Prosecutors are quitting in droves across the U.S.,and there are few applicants to replace them. If you believe prosecutors are too punitive, your reaction might be “Great.” Prosecutors drive the criminal justice system, so fewer prosecutors should mean fewer people going to prison, right? Fewer prosecutors does not translate into fewer defendants being charged. Instead, prosecutorial vacancies lead to existing prosecutors having impossibly high caseloads and making serious errors, reports Slate. Counterintuitively, huge vacancies in prosecutors’ offices are actually bad news for criminal defendants.
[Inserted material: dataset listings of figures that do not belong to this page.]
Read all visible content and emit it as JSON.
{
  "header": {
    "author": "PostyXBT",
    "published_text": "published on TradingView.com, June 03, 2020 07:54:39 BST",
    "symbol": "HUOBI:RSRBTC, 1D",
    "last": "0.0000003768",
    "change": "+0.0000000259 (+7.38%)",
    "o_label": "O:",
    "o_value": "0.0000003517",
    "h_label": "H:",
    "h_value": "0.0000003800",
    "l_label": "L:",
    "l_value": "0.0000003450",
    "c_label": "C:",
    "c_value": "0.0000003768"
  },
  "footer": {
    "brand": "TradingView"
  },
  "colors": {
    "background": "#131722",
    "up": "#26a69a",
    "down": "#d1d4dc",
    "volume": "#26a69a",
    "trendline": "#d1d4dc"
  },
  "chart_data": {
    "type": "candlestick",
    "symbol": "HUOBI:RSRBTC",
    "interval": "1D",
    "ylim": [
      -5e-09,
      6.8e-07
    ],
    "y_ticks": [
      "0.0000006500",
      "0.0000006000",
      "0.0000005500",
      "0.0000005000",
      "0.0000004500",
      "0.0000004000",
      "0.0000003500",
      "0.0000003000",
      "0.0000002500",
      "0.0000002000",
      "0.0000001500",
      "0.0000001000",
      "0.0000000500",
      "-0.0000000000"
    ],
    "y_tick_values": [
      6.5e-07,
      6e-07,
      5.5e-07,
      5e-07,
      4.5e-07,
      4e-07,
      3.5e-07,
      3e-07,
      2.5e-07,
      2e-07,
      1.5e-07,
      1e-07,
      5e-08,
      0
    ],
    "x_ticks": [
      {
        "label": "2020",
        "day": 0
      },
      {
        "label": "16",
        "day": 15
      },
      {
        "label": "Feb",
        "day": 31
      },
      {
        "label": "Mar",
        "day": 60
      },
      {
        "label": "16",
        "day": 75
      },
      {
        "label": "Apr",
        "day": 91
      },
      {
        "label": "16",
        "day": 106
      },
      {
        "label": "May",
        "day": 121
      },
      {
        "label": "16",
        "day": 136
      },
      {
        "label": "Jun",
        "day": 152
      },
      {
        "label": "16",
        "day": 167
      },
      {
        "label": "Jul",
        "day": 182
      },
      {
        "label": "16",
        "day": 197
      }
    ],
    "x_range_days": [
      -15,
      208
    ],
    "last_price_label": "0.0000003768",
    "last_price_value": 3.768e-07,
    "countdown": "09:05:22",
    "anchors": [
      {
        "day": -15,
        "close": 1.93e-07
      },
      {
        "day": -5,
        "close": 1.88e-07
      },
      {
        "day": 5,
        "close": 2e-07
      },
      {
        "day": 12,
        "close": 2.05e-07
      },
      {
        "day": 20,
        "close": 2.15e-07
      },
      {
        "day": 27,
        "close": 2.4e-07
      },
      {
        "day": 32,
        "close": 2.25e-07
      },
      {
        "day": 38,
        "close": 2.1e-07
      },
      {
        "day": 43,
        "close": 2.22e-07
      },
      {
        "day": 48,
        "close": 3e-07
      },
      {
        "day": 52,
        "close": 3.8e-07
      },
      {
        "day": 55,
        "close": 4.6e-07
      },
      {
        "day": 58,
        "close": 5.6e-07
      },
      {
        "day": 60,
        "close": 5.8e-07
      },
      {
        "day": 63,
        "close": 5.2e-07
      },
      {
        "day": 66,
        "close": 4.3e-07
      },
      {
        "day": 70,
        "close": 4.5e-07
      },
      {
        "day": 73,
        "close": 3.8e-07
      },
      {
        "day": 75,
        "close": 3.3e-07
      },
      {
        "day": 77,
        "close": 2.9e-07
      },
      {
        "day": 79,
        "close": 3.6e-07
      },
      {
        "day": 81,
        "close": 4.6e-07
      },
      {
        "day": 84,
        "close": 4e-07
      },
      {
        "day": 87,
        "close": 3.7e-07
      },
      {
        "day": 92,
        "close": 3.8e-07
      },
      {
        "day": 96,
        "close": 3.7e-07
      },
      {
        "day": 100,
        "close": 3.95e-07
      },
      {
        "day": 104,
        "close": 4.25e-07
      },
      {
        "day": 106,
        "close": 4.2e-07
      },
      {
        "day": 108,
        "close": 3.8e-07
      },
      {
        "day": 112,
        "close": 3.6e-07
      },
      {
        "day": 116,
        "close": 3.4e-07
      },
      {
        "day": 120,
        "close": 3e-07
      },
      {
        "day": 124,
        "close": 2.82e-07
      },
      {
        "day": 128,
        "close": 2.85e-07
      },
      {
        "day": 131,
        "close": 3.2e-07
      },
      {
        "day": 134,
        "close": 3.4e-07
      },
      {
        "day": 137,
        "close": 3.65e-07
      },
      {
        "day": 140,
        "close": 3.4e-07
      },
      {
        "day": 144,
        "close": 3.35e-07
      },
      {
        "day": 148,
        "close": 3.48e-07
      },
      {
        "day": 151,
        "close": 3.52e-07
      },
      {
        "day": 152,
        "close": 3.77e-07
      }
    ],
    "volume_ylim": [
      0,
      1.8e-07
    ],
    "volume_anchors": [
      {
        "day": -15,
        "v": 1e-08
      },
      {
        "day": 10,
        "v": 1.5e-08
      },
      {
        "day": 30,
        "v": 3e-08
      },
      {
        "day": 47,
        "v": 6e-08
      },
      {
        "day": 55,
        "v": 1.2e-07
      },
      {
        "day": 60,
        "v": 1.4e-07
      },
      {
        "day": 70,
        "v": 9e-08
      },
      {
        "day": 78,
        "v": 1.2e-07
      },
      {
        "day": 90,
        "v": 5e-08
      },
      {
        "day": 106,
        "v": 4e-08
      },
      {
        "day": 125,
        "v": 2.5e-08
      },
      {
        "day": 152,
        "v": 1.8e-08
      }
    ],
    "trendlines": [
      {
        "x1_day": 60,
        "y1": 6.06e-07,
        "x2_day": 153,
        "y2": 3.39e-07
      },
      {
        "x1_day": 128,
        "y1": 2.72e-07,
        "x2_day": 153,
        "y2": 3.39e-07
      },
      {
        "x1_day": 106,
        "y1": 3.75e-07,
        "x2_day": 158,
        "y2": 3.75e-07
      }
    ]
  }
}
More than 15 percent of prosecutor positions are unfilled in Houston and Los Angeles. In Fort Lauderdale and Detroit, the prosecutor vacancy rate exceeds 20 percent. In Alameda, Calif., 25 percent of prosecutor positions are empty. In Miami, a staggering 33 percent of prosecutor positions are unfilled. The situation is just as bad or worse in many other prosecutors’ offices. Some reasons for the vacancies are obvious. Prosecutors get paid less than most other lawyers, and they have to handle huge caseloads (especially with the backlog caused by the COVID pandemic). Most people do not want a job with long hours and low pay when other options are available. The workload for each case has increased in the digital world. When two or three officers show up at the scene of a crime with their body cameras rolling, they create hours of video footage. Prosecutors must painstakingly review that footage to fulfill their discovery obligations to the defense.
Prosecutors cannot do that work from the comfort of their homes. After the pandemic, many lawyers want the ability to work remotely. Prosecutors typically must be in court every day to handle an unrelenting stream of cases. As a result, almost no prosecutor’s office is able to provide a remote work option.